This past weekend, I visited my mother's family's old hometown of Panama City Beach, Florida. I got a chance to show my kid one of the landmark's I remembered from my childhood, the kitschy miniature golf course known as Goofy Golf. The firebreathing pink dinosaur that once demanded your attention at the roadside is, alas, no longer there, but the sphinx, giant ape, statue of Buddha, Asian dragon, Easter Island head, and assorted more mundane dinosaurs are still in evidence, along with rockets, windmills and the like.
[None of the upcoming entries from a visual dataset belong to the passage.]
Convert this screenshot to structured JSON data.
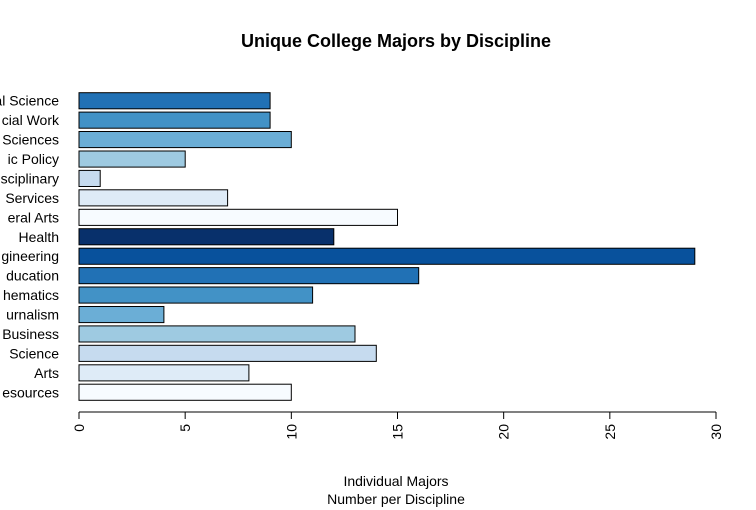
{
  "chart_data": {
    "type": "bar",
    "orientation": "horizontal",
    "title": "Unique College Majors by Discipline",
    "xlabel_lines": [
      "Individual Majors",
      "Number per Discipline"
    ],
    "ylabel": "",
    "xlim": [
      0,
      30
    ],
    "xticks": [
      0,
      5,
      10,
      15,
      20,
      25,
      30
    ],
    "grid": false,
    "legend": "none",
    "categories": [
      "Social Science",
      "cial Work",
      "Sciences",
      "ic Policy",
      "sciplinary",
      "Services",
      "eral Arts",
      "Health",
      "gineering",
      "ducation",
      "hematics",
      "urnalism",
      "Business",
      "Science",
      "Arts",
      "esources"
    ],
    "values": [
      9,
      9,
      10,
      5,
      1,
      7,
      15,
      12,
      29,
      16,
      11,
      4,
      13,
      14,
      8,
      10
    ],
    "colors": [
      "#2171b5",
      "#4292c6",
      "#6baed6",
      "#9ecae1",
      "#c6dbef",
      "#deebf7",
      "#f7fbff",
      "#08306b",
      "#08519c",
      "#2171b5",
      "#4292c6",
      "#6baed6",
      "#9ecae1",
      "#c6dbef",
      "#deebf7",
      "#f7fbff"
    ]
  }
}
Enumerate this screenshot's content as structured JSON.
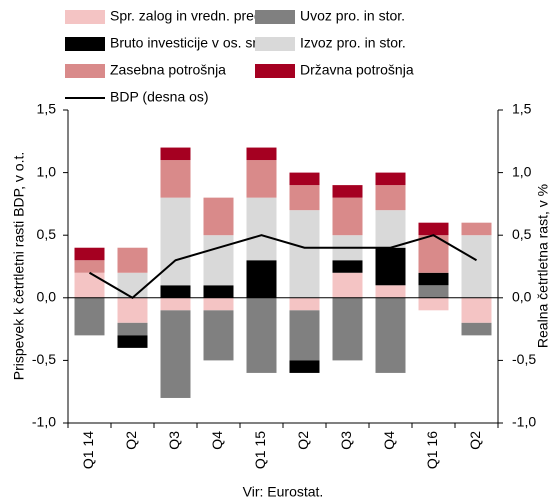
{
  "chart_data": {
    "type": "bar",
    "y_label": "Prispevek k četrtletni rasti BDP, v o.t.",
    "y2_label": "Realna četrtletna rast, v %",
    "source": "Vir: Eurostat.",
    "stacked": true,
    "categories": [
      "Q1 14",
      "Q2",
      "Q3",
      "Q4",
      "Q1 15",
      "Q2",
      "Q3",
      "Q4",
      "Q1 16",
      "Q2"
    ],
    "series": [
      {
        "name": "Spr. zalog in vredn. pred.",
        "color": "#f4c4c4",
        "values": [
          0.2,
          -0.2,
          -0.1,
          -0.1,
          0,
          -0.1,
          0.2,
          0.1,
          -0.1,
          -0.2
        ]
      },
      {
        "name": "Uvoz pro. in stor.",
        "color": "#808080",
        "values": [
          -0.3,
          -0.1,
          -0.7,
          -0.4,
          -0.6,
          -0.4,
          -0.5,
          -0.6,
          0.1,
          -0.1
        ]
      },
      {
        "name": "Bruto investicije v os. sr.",
        "color": "#000000",
        "values": [
          0,
          -0.1,
          0.1,
          0.1,
          0.3,
          -0.1,
          0.1,
          0.3,
          0.1,
          0
        ]
      },
      {
        "name": "Izvoz pro. in stor.",
        "color": "#d9d9d9",
        "values": [
          0,
          0.2,
          0.7,
          0.4,
          0.5,
          0.7,
          0.2,
          0.3,
          0,
          0.5
        ]
      },
      {
        "name": "Zasebna potrošnja",
        "color": "#d98a8a",
        "values": [
          0.1,
          0.2,
          0.3,
          0.3,
          0.3,
          0.2,
          0.3,
          0.2,
          0.3,
          0.1
        ]
      },
      {
        "name": "Državna potrošnja",
        "color": "#a50021",
        "values": [
          0.1,
          0,
          0.1,
          0,
          0.1,
          0.1,
          0.1,
          0.1,
          0.1,
          0
        ]
      },
      {
        "name": "BDP (desna os)",
        "color": "#000000",
        "type": "line",
        "axis": "y2",
        "values": [
          0.2,
          0.0,
          0.3,
          0.4,
          0.5,
          0.4,
          0.4,
          0.4,
          0.5,
          0.3
        ]
      }
    ],
    "ylim": [
      -1.0,
      1.5
    ],
    "yticks": [
      {
        "value": -1.0,
        "label": "-1,0"
      },
      {
        "value": -0.5,
        "label": "-0,5"
      },
      {
        "value": 0,
        "label": "0,0"
      },
      {
        "value": 0.5,
        "label": "0,5"
      },
      {
        "value": 1.0,
        "label": "1,0"
      },
      {
        "value": 1.5,
        "label": "1,5"
      }
    ],
    "y2lim": [
      -1.0,
      1.5
    ],
    "y2ticks": [
      {
        "value": -1.0,
        "label": "-1,0"
      },
      {
        "value": -0.5,
        "label": "-0,5"
      },
      {
        "value": 0,
        "label": "0,0"
      },
      {
        "value": 0.5,
        "label": "0,5"
      },
      {
        "value": 1.0,
        "label": "1,0"
      },
      {
        "value": 1.5,
        "label": "1,5"
      }
    ],
    "legend": "top"
  }
}
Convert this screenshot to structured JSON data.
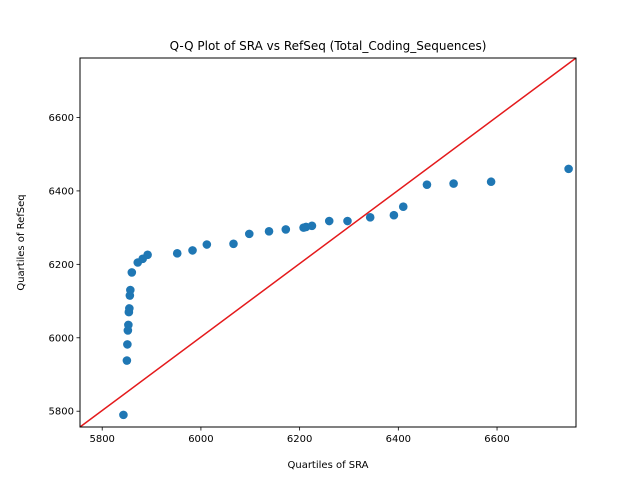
{
  "chart_data": {
    "type": "scatter",
    "title": "Q-Q Plot of SRA vs RefSeq (Total_Coding_Sequences)",
    "xlabel": "Quartiles of SRA",
    "ylabel": "Quartiles of RefSeq",
    "xlim": [
      5755,
      6760
    ],
    "ylim": [
      5757,
      6762
    ],
    "xticks": [
      5800,
      6000,
      6200,
      6400,
      6600
    ],
    "yticks": [
      5800,
      6000,
      6200,
      6400,
      6600
    ],
    "grid": false,
    "point_color": "#1f77b4",
    "reference_line": {
      "color": "#e41a1c",
      "from": [
        5755,
        5757
      ],
      "to": [
        6760,
        6762
      ]
    },
    "points": [
      [
        5843,
        5790
      ],
      [
        5850,
        5938
      ],
      [
        5851,
        5982
      ],
      [
        5852,
        6020
      ],
      [
        5853,
        6035
      ],
      [
        5854,
        6070
      ],
      [
        5855,
        6080
      ],
      [
        5856,
        6115
      ],
      [
        5857,
        6130
      ],
      [
        5860,
        6178
      ],
      [
        5872,
        6205
      ],
      [
        5882,
        6215
      ],
      [
        5892,
        6226
      ],
      [
        5952,
        6230
      ],
      [
        5983,
        6238
      ],
      [
        6012,
        6254
      ],
      [
        6066,
        6256
      ],
      [
        6098,
        6283
      ],
      [
        6138,
        6290
      ],
      [
        6172,
        6295
      ],
      [
        6208,
        6300
      ],
      [
        6213,
        6302
      ],
      [
        6225,
        6305
      ],
      [
        6260,
        6318
      ],
      [
        6297,
        6318
      ],
      [
        6343,
        6328
      ],
      [
        6391,
        6334
      ],
      [
        6410,
        6357
      ],
      [
        6458,
        6417
      ],
      [
        6512,
        6420
      ],
      [
        6588,
        6425
      ],
      [
        6745,
        6460
      ]
    ]
  }
}
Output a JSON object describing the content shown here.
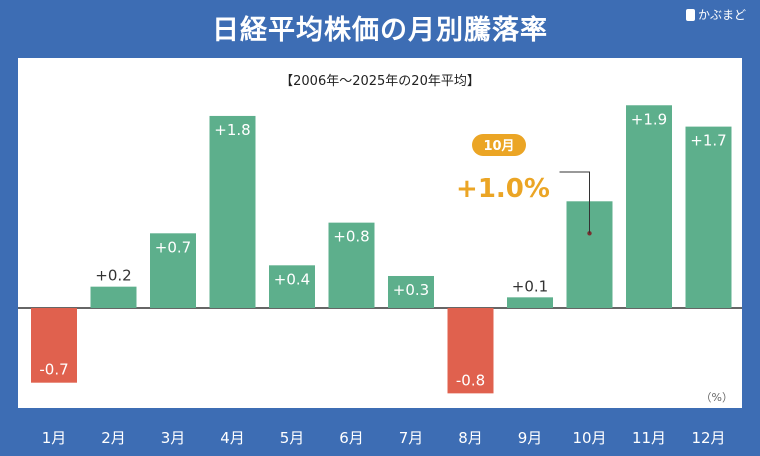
{
  "header": {
    "title": "日経平均株価の月別騰落率",
    "brand": "かぶまど"
  },
  "chart_data": {
    "type": "bar",
    "title": "日経平均株価の月別騰落率",
    "subtitle": "【2006年〜2025年の20年平均】",
    "unit_label": "（%）",
    "categories": [
      "1月",
      "2月",
      "3月",
      "4月",
      "5月",
      "6月",
      "7月",
      "8月",
      "9月",
      "10月",
      "11月",
      "12月"
    ],
    "values": [
      -0.7,
      0.2,
      0.7,
      1.8,
      0.4,
      0.8,
      0.3,
      -0.8,
      0.1,
      1.0,
      1.9,
      1.7
    ],
    "value_labels": [
      "-0.7",
      "+0.2",
      "+0.7",
      "+1.8",
      "+0.4",
      "+0.8",
      "+0.3",
      "-0.8",
      "+0.1",
      "+1.0",
      "+1.9",
      "+1.7"
    ],
    "highlight": {
      "category": "10月",
      "badge": "10月",
      "value_label": "+1.0%"
    },
    "colors": {
      "positive": "#5daf8c",
      "negative": "#e0614e",
      "highlight": "#eba525",
      "background": "#3d6db4"
    }
  }
}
I feel Goofy Golf is good inspiration for a point- or hexcrawl. I don't mean in its specific set-pieces (not necessarily, at least) but in the way it's basically a spread out funhouse dungeon. I like a good, well-thought out setting as much as the next guy, but I also enjoy the kitchen sink weird lost worlds. I'm thinking of things like Ka-Zar's Savage Land or the world beyond the Bermuda Triangle Skull the Slayer gets sucked into. Hollow World has more than a little of this vibe with cavemen, Rip Van Winkle still dwarves, and gaucho orcs, but there isn't as much of this done in gaming as there could be.
Making it a bounded location to be explored like a pocket dimension or lost world frees it to strain seriousness and consistency in a way than might not work in an entire setting.
3 comments:
Land of the Lost seems like another apt example of this sort of thing, even if its budget restraints and need to stay kiddie-friendly limited it from achieving its full potential.
More obscure but still available from Steve Jackson Games, there was an old Space Gamer issue with an adventure called "Big Lizzie" that cribbed Land of the Lost's basic setup and mashed it up with classic Western tropes Valley of Gwangi style for a cowboys versus bandits, cavemen, and dinosaurs chase scenario. IIRC it was statted up for at least three Wild West systems and I think the current version SJG sells includes GURPS (which didn't exist back then) as well. Noteworthy for including adventure seeds to expand the concept into a campaign format - the "pocket dimension" involved was just one of a series of "temporal preservation habitats" from different periods in Earth (and possibly other worldly) history, so you could easily throw more elements into the stew.
Sounds a lot like Land of the Lost -- the original 70s kids show. Haven't seen the movie to compare.
Land of the Lost is of a similar vein, but budget constraints held it back.